Zurück zum Journal
#Journal Published: 27.03.2026
Cover-Bild: Winterstrom, Wertschöpfung und Versorgungssicherheit: Warum erneuerbare Energien für die Schweiz zentral sind

Winterstrom, Wertschöpfung und Versorgungssicherheit: Warum erneuerbare Energien für die Schweiz zentral sind

Die Schweiz steht vor einer wachsenden Winterstromlücke. Der Ausbau erneuerbarer Energien ist der Schlüssel zu Versorgungssicherheit, wirtschaftlicher Stärke und nationaler Wertschöpfung.

Winterstrom, Wertschöpfung und Versorgungssicherheit: Warum erneuerbare Energien für die Schweiz zentral sind

Die Energiezukunft der Schweiz entscheidet sich im Winter. In dieser Jahreszeit steigt der Strombedarf deutlich an. Gleichzeitig sinkt die inländische Produktion, insbesondere aus der Wasserkraft und aus Photovoltaik. Genau in dieser Differenz liegt die zentrale Herausforderung der kommenden Jahrzehnte.

Die Analysen aus den Axpo Energy Reports zu Solarenergie, Windenergie, Gasenergie und Kernenergie zeigen übereinstimmend, dass sich diese Lücke weiter vergrössern wird.

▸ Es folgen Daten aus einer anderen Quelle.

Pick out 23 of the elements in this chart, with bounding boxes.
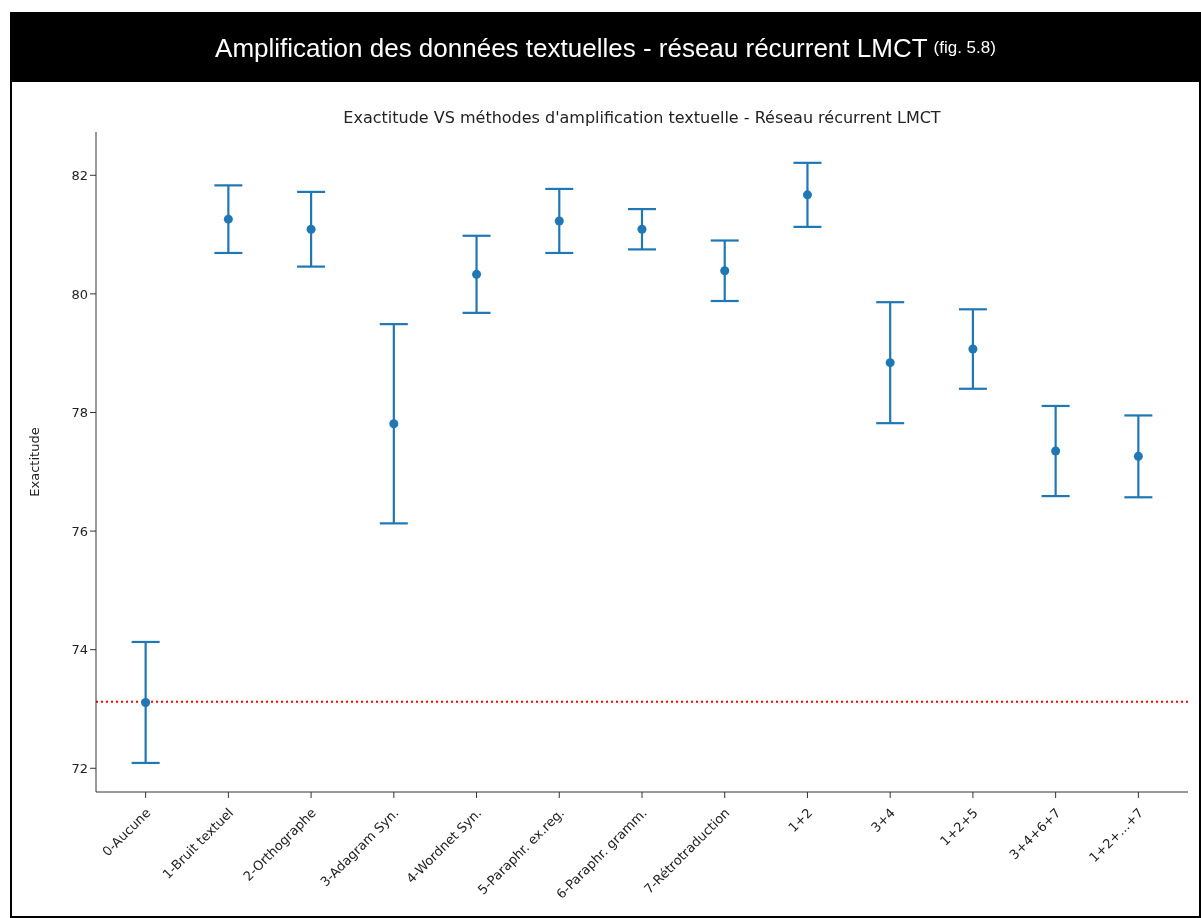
text: (fig. 5.8) <box>933 38 996 58</box>
y-tick-label: 74 <box>71 642 88 658</box>
chart-subtitle: Exactitude VS méthodes d'amplification textuelle - Réseau récurrent LMCT <box>342 108 942 127</box>
y-tick-label: 78 <box>71 405 88 421</box>
y-tick-label: 72 <box>71 760 88 776</box>
point <box>141 697 151 707</box>
point <box>554 216 564 226</box>
point <box>389 419 399 429</box>
point <box>802 190 812 200</box>
y-tick-label: 80 <box>71 286 88 302</box>
point <box>1051 446 1061 456</box>
point <box>1133 451 1143 461</box>
point <box>968 344 978 354</box>
point <box>472 269 482 279</box>
y-tick-label: 82 <box>71 167 88 183</box>
point <box>885 358 895 368</box>
point <box>637 224 647 234</box>
point <box>223 214 233 224</box>
point <box>720 266 730 276</box>
chart-title: Amplification des données textuelles - réseau récurrent LMCT <box>215 32 928 64</box>
y-tick-label: 76 <box>71 523 88 539</box>
point <box>306 224 316 234</box>
y-axis-title: Exactitude <box>26 427 42 497</box>
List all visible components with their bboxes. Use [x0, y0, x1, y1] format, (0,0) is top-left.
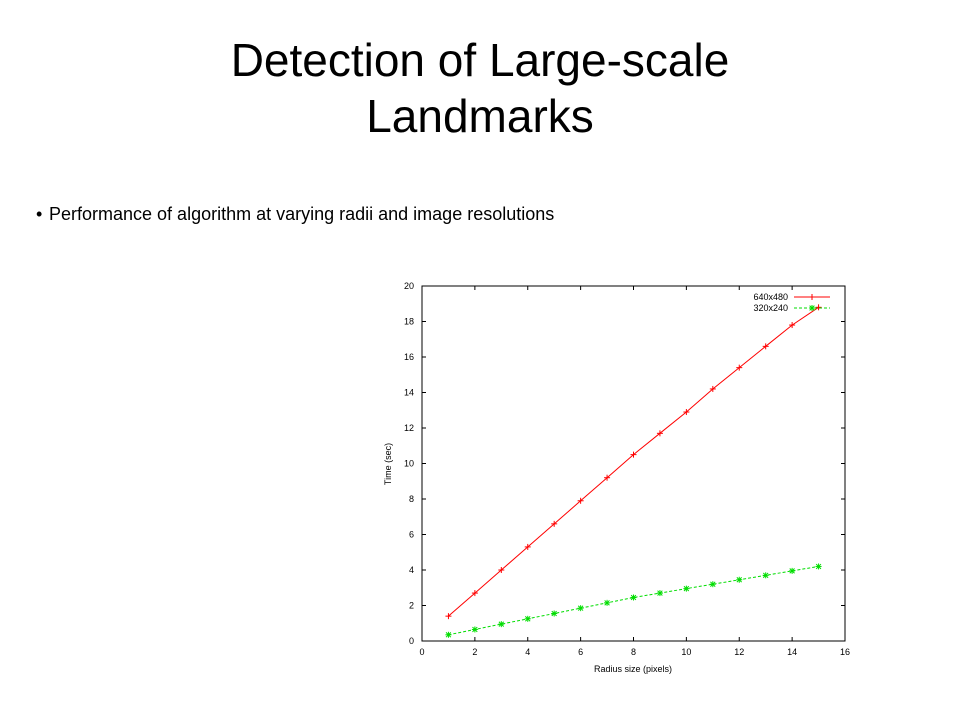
- data-point: [656, 590, 663, 597]
- data-point: [551, 520, 558, 527]
- data-point: [471, 590, 478, 597]
- y-tick-label: 6: [409, 530, 414, 540]
- x-axis-label: Radius size (pixels): [594, 664, 672, 674]
- data-point: [736, 364, 743, 371]
- plot-frame: [421, 285, 846, 642]
- y-tick-label: 20: [404, 281, 414, 291]
- bullet-list: • Performance of algorithm at varying rad…: [36, 200, 556, 229]
- bullet-glyph: •: [36, 204, 43, 224]
- y-tick-label: 14: [404, 388, 414, 398]
- data-point: [789, 322, 796, 329]
- y-tick-label: 18: [404, 317, 414, 327]
- data-point: [656, 430, 663, 437]
- data-point: [577, 605, 584, 612]
- data-point: [445, 631, 452, 638]
- slide-title-line-1: Detection of Large-scale: [230, 34, 730, 86]
- series-layer: [445, 304, 822, 638]
- data-point: [762, 572, 769, 579]
- line-chart: 0 2 4 6 8 10 12 14 16 0 2 4 6 8 10 12 14 16 18 20 Radius si…: [383, 281, 850, 674]
- axis-ticks: [421, 285, 846, 642]
- y-axis-label: Time (sec): [383, 443, 393, 485]
- x-tick-label: 2: [472, 647, 477, 657]
- data-point: [815, 304, 822, 311]
- slide-title: Detection of Large-scale Landmarks: [0, 32, 960, 144]
- data-point: [762, 343, 769, 350]
- data-point: [736, 576, 743, 583]
- data-point: [630, 451, 637, 458]
- y-tick-label: 4: [409, 565, 414, 575]
- data-point: [524, 543, 531, 550]
- data-point: [524, 615, 531, 622]
- x-tick-label: 12: [734, 647, 744, 657]
- x-tick-label: 0: [419, 647, 424, 657]
- x-tick-label: 16: [840, 647, 850, 657]
- data-point: [498, 567, 505, 573]
- data-point: [630, 594, 637, 601]
- x-tick-label: 10: [681, 647, 691, 657]
- y-tick-label: 16: [404, 352, 414, 362]
- y-tick-label: 12: [404, 423, 414, 433]
- y-tick-label: 2: [409, 601, 414, 611]
- legend-label: 640x480: [753, 292, 788, 302]
- data-point: [815, 563, 822, 570]
- data-point: [577, 497, 584, 504]
- x-tick-label: 8: [631, 647, 636, 657]
- slide-title-line-2: Landmarks: [366, 90, 594, 142]
- data-point: [445, 613, 452, 620]
- x-tick-label: 4: [525, 647, 530, 657]
- data-point: [683, 585, 690, 592]
- y-tick-label: 8: [409, 494, 414, 504]
- data-point: [809, 305, 815, 311]
- x-tick-label: 14: [787, 647, 797, 657]
- data-point: [604, 474, 611, 481]
- data-point: [471, 626, 478, 633]
- data-point: [551, 610, 558, 617]
- y-tick-label: 0: [409, 636, 414, 646]
- bullet-text: Performance of algorithm at varying radi…: [49, 204, 555, 224]
- legend-label: 320x240: [753, 303, 788, 313]
- data-point: [789, 567, 796, 574]
- data-point: [683, 409, 690, 416]
- y-tick-label: 10: [404, 459, 414, 469]
- data-point: [809, 294, 815, 300]
- bullet-item: • Performance of algorithm at varying rad…: [36, 200, 556, 229]
- axis-tick-labels: 0 2 4 6 8 10 12 14 16 0 2 4 6 8 10 12 14 16 18 20: [404, 281, 850, 657]
- data-point: [709, 581, 716, 588]
- data-point: [498, 621, 505, 628]
- series-line-320x240: [448, 565, 819, 636]
- data-point: [709, 385, 716, 392]
- x-tick-label: 6: [578, 647, 583, 657]
- data-point: [604, 599, 611, 606]
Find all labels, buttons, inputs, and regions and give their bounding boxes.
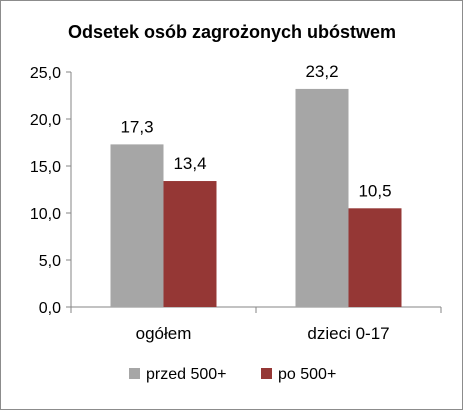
bars: [110, 88, 402, 307]
y-tick-label: 25,0: [30, 65, 61, 82]
bar: [110, 144, 164, 307]
data-label: 17,3: [120, 117, 153, 136]
y-tick-label: 20,0: [30, 112, 61, 129]
y-tick-label: 0,0: [39, 300, 61, 317]
data-labels: 17,3 13,4 23,2 10,5: [120, 62, 391, 200]
x-category-label: ogółem: [136, 324, 192, 343]
legend-swatch: [129, 368, 140, 379]
y-axis: 0,0 5,0 10,0 15,0 20,0 25,0: [30, 65, 72, 317]
data-label: 13,4: [173, 154, 206, 173]
y-tick-label: 5,0: [39, 253, 61, 270]
x-axis: ogółem dzieci 0-17: [70, 306, 442, 343]
data-label: 10,5: [358, 181, 391, 200]
chart-title: Odsetek osób zagrożonych ubóstwem: [68, 22, 396, 42]
legend-label: po 500+: [278, 366, 336, 383]
legend: przed 500+ po 500+: [129, 366, 336, 383]
bar: [348, 208, 402, 307]
y-tick-label: 10,0: [30, 206, 61, 223]
legend-label: przed 500+: [146, 366, 227, 383]
bar: [295, 88, 349, 307]
data-label: 23,2: [305, 62, 338, 81]
x-category-label: dzieci 0-17: [307, 324, 389, 343]
legend-swatch: [261, 368, 272, 379]
bar: [163, 181, 217, 307]
y-tick-label: 15,0: [30, 159, 61, 176]
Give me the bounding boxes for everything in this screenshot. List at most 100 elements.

Gründe dafür sind die zunehmende Elektrifizierung von Mobilität und Wärme, das Bevölkerungswachstum sowie neue industrielle und digitale Anwendungen.

Während im Sommer bereits heute Überschüsse entstehen, entwickelt sich der Winter zunehmend zur kritischen Phase. Diese Ausgangslage verlangt nach einer klaren strategischen Antwort. Die Schweiz muss ihre inländische Stromproduktion ausbauen. Dabei spielen erneuerbare Energien eine zentrale Rolle, weil sie schnell skalierbar sind, breit abgestützt werden können und gleichzeitig wirtschaftliche Vorteile schaffen.

Solarenergie als Fundament der Energiewende

Der Axpo Energy Report Solarenergie zeigt, dass Photovoltaik bereits heute ein tragender Pfeiler der Stromversorgung ist. Der Anteil am Schweizer Strommix ist in den letzten Jahren stark gewachsen und liegt inzwischen bei rund 14 Prozent.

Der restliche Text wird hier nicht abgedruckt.